We’ve heard it ad nauseam: The agency model is broken. Consulting companies are coming for us, and Big Tech is stealing our best people with cafeterias that promise carving stations and kombucha on tap.
As an agency based in San Francisco, we don’t see doom; we see an opportunity to reinvent ourselves. Silicon Valley is where the world comes for ideas, and we’ve spent the last few years scouring these companies for behaviors and attitudes that we can apply to our business model.
Rather than complain about tech companies stealing our people, we wanted to see what we could steal from them.
Assume you’re doing it wrong
In advertising, we come in every morning with the assumption that we know what we’re doing; that we’re doing “it” right. But in Silicon Valley, they show up every day and assume they’re doing “it” wrong. That’s what drives them to constantly break what they’re working on and rebuild it.
We have to look at practices that began in the Mad Men era, like pairing a copywriter with an art director and sending them off to brainstorm, not as the way to do it but simply one way to do it.
As one example, we tested what would happen if we got a large number of people from all departments briefed in a room but gave them very little time to ideate. As you can imagine, the clock ticking created some palpable urgency and energy.
Make change a habit
The reason the word “pivot” has become a buzzword in business is because it happens so frequently in Silicon Valley.
Remember the craze around check-in apps? Well, one of them was called Instagram. But when the founders noticed that people liked the photo feature more than the check-in feature, they saw an opportunity and shifted all their resources to pursue it. The rest is billion-dollar history.
By contrast, we marketers have been trained to spend a lot of our intellectual calories on frameworks that map out which elements are fixed. We have to develop new muscles where change happens constantly and our teams get comfortable with this kind of uncertainty.
Embrace the growth equation
In the book Hacking Growth, authors Sean Ellis and Morgan Brown lay out a detailed model for growth, which boils down to the following: Desire minus friction equals growth.
As agencies, we focus on building desire. As Don Draper said, “We create an itch they want to scratch.” But the engineers in Silicon Valley know that lowering all forms of friction can be just as powerful as increasing the desire. (They’re really good at math.)
When we try to understand as much as possible about both sides of that equation, we end up with better results. It also works when you apply it to your agency and think about the friction points potential clients might experience when working with you.
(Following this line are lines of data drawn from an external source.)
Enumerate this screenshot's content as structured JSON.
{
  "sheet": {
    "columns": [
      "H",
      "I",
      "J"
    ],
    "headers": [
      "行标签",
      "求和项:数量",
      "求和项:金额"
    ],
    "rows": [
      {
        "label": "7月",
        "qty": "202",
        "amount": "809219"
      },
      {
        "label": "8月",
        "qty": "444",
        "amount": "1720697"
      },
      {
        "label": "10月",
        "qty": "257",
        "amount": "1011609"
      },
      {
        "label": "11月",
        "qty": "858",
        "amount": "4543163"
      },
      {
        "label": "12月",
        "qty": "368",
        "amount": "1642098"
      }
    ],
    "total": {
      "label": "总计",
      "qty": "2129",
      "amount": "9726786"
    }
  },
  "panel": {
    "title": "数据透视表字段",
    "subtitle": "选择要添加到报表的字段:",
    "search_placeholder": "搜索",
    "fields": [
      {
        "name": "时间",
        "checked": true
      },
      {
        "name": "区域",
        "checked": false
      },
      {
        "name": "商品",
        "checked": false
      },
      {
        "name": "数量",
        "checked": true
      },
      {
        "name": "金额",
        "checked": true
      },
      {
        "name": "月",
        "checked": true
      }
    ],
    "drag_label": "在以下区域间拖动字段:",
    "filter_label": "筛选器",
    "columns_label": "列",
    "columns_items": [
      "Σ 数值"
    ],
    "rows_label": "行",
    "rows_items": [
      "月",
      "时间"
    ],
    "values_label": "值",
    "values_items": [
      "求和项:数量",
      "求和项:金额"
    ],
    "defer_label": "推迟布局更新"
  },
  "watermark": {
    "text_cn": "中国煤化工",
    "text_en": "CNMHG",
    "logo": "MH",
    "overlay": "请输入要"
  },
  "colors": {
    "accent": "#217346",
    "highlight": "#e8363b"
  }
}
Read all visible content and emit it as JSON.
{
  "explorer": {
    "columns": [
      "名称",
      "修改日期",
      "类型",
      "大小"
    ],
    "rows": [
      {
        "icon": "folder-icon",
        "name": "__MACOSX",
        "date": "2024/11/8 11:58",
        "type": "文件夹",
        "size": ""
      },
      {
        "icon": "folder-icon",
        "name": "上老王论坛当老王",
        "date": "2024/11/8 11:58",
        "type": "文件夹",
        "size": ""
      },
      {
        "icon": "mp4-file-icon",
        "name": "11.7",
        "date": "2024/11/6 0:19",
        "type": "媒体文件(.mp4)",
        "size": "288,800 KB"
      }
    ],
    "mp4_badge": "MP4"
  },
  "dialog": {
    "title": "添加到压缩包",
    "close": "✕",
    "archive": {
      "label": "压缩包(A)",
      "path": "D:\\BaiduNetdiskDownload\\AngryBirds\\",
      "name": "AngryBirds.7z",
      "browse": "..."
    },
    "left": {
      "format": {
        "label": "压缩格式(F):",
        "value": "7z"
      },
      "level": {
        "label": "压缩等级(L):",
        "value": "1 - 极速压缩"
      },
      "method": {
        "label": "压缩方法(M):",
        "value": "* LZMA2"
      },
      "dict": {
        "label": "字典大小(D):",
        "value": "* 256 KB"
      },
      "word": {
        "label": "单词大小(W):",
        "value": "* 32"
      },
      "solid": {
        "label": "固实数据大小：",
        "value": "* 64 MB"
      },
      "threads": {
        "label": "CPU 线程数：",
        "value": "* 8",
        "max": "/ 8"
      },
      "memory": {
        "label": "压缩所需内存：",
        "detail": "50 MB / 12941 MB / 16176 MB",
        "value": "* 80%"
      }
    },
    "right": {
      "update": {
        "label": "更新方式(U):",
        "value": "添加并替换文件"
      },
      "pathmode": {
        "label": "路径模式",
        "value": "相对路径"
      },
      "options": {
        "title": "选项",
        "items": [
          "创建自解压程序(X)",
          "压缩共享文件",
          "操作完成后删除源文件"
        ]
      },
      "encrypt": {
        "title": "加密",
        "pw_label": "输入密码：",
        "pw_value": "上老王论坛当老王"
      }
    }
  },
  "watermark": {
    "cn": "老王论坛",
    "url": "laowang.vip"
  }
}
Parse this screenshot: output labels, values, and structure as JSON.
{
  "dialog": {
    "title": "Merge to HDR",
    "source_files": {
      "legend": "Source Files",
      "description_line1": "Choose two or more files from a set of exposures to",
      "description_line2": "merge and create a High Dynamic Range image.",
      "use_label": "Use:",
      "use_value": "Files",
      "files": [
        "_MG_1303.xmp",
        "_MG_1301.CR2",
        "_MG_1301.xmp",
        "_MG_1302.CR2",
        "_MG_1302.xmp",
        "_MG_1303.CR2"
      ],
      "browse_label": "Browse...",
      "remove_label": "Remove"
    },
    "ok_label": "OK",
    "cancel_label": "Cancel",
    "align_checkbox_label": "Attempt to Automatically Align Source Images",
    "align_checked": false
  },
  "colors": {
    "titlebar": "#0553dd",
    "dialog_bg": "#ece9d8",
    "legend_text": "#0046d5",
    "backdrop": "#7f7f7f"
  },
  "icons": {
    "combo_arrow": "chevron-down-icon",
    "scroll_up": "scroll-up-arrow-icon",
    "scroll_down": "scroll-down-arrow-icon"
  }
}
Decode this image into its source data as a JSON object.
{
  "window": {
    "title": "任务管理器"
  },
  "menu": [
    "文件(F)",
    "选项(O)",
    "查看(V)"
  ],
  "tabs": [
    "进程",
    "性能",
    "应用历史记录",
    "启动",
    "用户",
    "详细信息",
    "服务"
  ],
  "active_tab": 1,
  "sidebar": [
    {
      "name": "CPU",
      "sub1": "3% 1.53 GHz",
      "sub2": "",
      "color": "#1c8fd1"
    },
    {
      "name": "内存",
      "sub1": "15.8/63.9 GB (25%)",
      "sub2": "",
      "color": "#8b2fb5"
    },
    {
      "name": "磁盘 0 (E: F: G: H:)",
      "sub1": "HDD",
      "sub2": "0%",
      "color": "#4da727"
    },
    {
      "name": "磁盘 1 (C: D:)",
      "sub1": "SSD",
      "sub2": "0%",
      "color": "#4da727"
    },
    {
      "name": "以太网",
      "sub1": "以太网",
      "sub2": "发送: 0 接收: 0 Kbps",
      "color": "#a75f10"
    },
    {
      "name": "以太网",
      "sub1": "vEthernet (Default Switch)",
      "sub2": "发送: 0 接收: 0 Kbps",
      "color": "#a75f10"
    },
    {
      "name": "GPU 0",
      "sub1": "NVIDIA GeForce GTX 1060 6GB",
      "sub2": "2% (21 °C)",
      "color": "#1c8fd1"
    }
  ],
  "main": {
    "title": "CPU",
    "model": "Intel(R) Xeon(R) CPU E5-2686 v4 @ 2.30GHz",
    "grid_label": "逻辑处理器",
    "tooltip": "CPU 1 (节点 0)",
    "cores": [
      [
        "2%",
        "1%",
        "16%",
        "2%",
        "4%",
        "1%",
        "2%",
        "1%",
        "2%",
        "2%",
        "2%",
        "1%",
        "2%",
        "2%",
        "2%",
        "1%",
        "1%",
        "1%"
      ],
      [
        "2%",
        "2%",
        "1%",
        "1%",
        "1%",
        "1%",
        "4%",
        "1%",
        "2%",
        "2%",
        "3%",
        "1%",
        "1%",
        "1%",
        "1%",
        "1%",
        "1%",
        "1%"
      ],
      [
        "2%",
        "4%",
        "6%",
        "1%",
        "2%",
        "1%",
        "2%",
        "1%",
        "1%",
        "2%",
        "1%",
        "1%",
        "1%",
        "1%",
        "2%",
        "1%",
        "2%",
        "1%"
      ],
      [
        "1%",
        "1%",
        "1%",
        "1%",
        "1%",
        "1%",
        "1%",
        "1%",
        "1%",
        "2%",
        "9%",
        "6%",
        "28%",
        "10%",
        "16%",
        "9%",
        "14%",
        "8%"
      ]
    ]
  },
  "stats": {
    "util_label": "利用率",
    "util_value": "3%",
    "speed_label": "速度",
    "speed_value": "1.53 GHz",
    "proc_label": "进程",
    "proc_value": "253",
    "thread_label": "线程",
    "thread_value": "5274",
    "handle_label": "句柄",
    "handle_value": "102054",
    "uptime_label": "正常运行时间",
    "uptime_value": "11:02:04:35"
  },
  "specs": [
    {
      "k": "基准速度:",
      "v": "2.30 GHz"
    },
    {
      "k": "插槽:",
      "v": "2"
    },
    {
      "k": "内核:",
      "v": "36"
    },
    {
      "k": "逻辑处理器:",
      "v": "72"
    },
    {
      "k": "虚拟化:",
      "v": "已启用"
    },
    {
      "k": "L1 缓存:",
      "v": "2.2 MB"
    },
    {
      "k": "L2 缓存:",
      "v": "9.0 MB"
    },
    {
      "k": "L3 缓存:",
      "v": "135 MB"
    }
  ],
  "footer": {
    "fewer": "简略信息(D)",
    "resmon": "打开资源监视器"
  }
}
Track data inside your agency
In Silicon Valley, engineers are the creative department, and they are trained to be highly responsive to data. They want to build things people use and love, and if they get data that says otherwise, they ask what they can do differently to be more productive.
We all apply data analysis to the creative work that’s out there in market, but what if we track data as it applies to our ideation processes, too? Test out exactly how many ideas were created in how much time and how many of them went to the client and were approved. That data informs which processes are doubled down on and which should be left behind.
Not every idea you test will work—we’ve certainly had our share of humbling moments when something we were sure would be great was not. But everyone is vested in the process, and our client satisfaction scores are up double digits, so we continue to try to steal even more.
In advertising, we like to say that a great idea can come from anywhere. Considering Silicon Valley is responsible for the most business growth and innovation in history, looking to them for inspiration is not a bad place to start.